Nous sommes ici en présence d’un dialogue aporétique, en ce sens qu’il n’y a, à la fin du texte, aucune définition satisfaisante ou claire de la tromperie pour les deux principaux interlocuteurs du dialogue (376b-c). Platon refuse de trancher d’une manière définitive. Curieusement il semble privilégier le modèle de l’errance et de la mouvance de Socrate par opposition au modèle fixe, donc dogmatique, du sophiste qui interprète d’une manière rigide et manichéenne les deux héros homériques.
Dans ce dialogue, Socrate invoque aussi son ignorance devant les pseudo-scientifiques que sont les sophistes, ces personnes qui en échange de leur enseignement fondé sur un savoir illusoire exigeaient une rémunération. Mais lequel de ces deux personnages s’inscrivait le mieux dans les voies menant à la connaissance ? Celui qui se dit ignorant, (sans renoncer à aller au bout de ses curieuses interrogations) et qui pratique la dialectique réfutative[5] (à la manière de Socrate) ou celui qui s’attribue un savoir prétentieux ? Poser la question c’est y répondre. Avant de terminer, notons que la réflexion de Platon sur la tromperie ou le mensonge semble transcender le temps, surtout à la lumière des réalités de notre monde actuel, alors que les distinctions entre la vérité et la fausseté revient hanter les questions morales et éthiques qui nous concernent de plus en plus. En effet, au moment où certains groupes ou personnes remettent en doute les médias et que des « vérités alternatives » nous sont proposées, un retour vers l’Hippias mineur et d’autres oeuvres de Platon nous permettrait sûrement de redécouvrir quelques arguments susceptibles de contribuer au débat.
Guylain Bernier
Yvan Perrier
28 août 2022
yvan_perrier@hotmail.com
Références
Arendt, Hannah. 2009. « Question de philosophie morale [1965-1966] ». Dans Responsabilité et jugement. Paris : Payot & Rivages, p. 93-198.
Dixsaut, Monique. 1998. « Platon ». Dans Dictionnaire des philosophes. Paris : Encyclopaedia Universalis/Albin Michel.
Platon. 1987. Gorgias. Paris : Garnier-Flammarion, 382 p.

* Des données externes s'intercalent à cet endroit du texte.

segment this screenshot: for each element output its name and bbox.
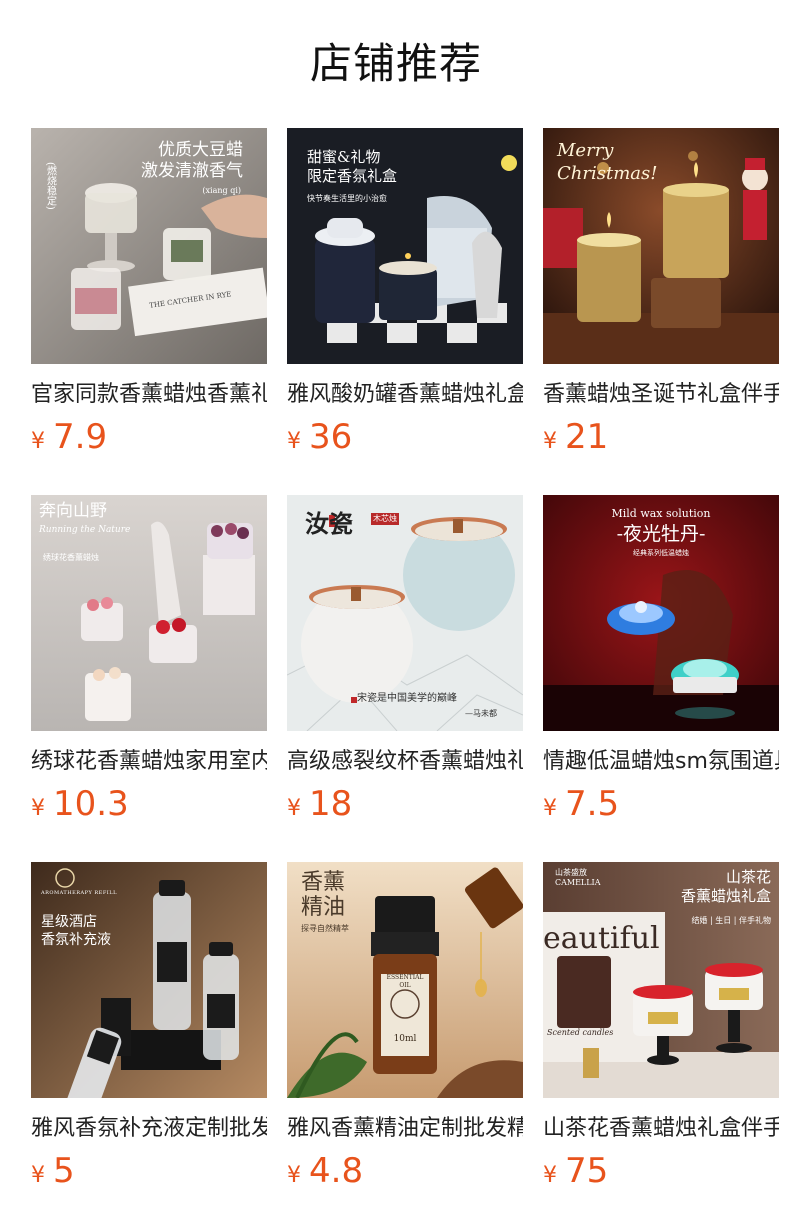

Platon. 2005. Hippias mineur. Présentation et traduction par Jean-François Pradeau et Francesco Fronterotta. Paris : GF Flammarion, p. 143-206.
Platon. 2020. « Hippias mineur ou Sur la tromperie ». Dans Luc Brisson (Dir.), Platon oeuvres complètes. Paris : Flammarion, p. 553-569.

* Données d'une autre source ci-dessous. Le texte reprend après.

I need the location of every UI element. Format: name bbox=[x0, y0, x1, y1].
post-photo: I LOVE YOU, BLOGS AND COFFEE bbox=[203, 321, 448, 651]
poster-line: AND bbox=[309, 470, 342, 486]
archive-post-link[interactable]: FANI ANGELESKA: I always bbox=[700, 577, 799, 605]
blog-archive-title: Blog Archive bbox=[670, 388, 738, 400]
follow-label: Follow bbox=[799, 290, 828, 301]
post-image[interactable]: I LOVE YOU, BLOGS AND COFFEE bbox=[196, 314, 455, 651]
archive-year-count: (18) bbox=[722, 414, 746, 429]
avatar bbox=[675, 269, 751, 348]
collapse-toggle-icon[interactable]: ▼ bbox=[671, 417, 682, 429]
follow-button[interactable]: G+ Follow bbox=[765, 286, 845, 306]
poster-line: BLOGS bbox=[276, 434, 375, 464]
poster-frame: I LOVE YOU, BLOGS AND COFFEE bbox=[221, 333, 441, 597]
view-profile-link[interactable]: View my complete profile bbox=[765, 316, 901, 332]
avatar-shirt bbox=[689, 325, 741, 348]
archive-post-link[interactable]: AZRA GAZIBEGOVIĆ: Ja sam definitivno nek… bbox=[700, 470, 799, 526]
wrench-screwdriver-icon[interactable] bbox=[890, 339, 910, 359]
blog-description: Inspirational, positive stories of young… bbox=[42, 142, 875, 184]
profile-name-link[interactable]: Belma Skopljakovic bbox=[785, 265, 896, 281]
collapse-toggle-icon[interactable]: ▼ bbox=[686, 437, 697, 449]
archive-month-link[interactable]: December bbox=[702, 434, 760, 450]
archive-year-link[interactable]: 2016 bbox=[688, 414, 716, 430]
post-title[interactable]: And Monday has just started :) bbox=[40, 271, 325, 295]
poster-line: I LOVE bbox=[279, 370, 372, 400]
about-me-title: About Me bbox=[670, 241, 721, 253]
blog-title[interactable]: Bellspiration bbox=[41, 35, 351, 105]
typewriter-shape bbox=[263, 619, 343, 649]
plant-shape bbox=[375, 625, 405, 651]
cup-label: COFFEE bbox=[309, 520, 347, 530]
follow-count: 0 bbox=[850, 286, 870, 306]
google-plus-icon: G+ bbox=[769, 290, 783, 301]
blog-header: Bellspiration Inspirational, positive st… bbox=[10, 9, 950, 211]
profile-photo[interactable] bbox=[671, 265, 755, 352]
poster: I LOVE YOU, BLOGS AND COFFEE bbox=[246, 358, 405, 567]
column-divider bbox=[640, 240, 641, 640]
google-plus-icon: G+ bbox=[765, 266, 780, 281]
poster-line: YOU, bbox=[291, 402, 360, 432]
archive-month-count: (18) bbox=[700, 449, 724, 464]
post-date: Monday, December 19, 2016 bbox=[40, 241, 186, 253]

Schopenhauer, Arthur. 2009. Le monde comme volonté et représentation, I [1818]. Quatre livres, avec un appendice qui contient la Critique de la philosophie kantienne. Paris : Gallimard, 1 134 p.
[1] Eudicos introduit la discussion et la relance au moment où elle semble prendre fin (373a-c).
[2] Par sophiste, il faut comprendre celui qui s’y connaît plus que tout en matière de discours. Le sophiste dispose d’une habilité trompeuse comparée à celui qui aspire à être sophos (savant ou philosophe).
[3] Voici comment Socrate présente Hippias : « Tu es en tout cas le plus savant de tous les hommes dans la plupart des savoirs, comme je t’ai moi-même entendu t’en vanter une fois, en énumérant la quantité admirable de tes compétences sur la place publique » (368b). Plus loin dans le texte, Socrate affirme aussi ceci devant Hippias : « je ne mets pas en doute que tu sois plus savant que moi » (369d).
[4] Voir à ce sujet 364e et 365b.
[5] La dialectique réfutative correspond à « un mode d’argumentation très technique, procédant par questions et réponses brèves, qui vise à pousser celui qui répond d’une définition à se contredire par lui-même », selon Louis-André Dorion, dans Platon. 1997. Lachès. Paris : GF Flammarion, p. 12.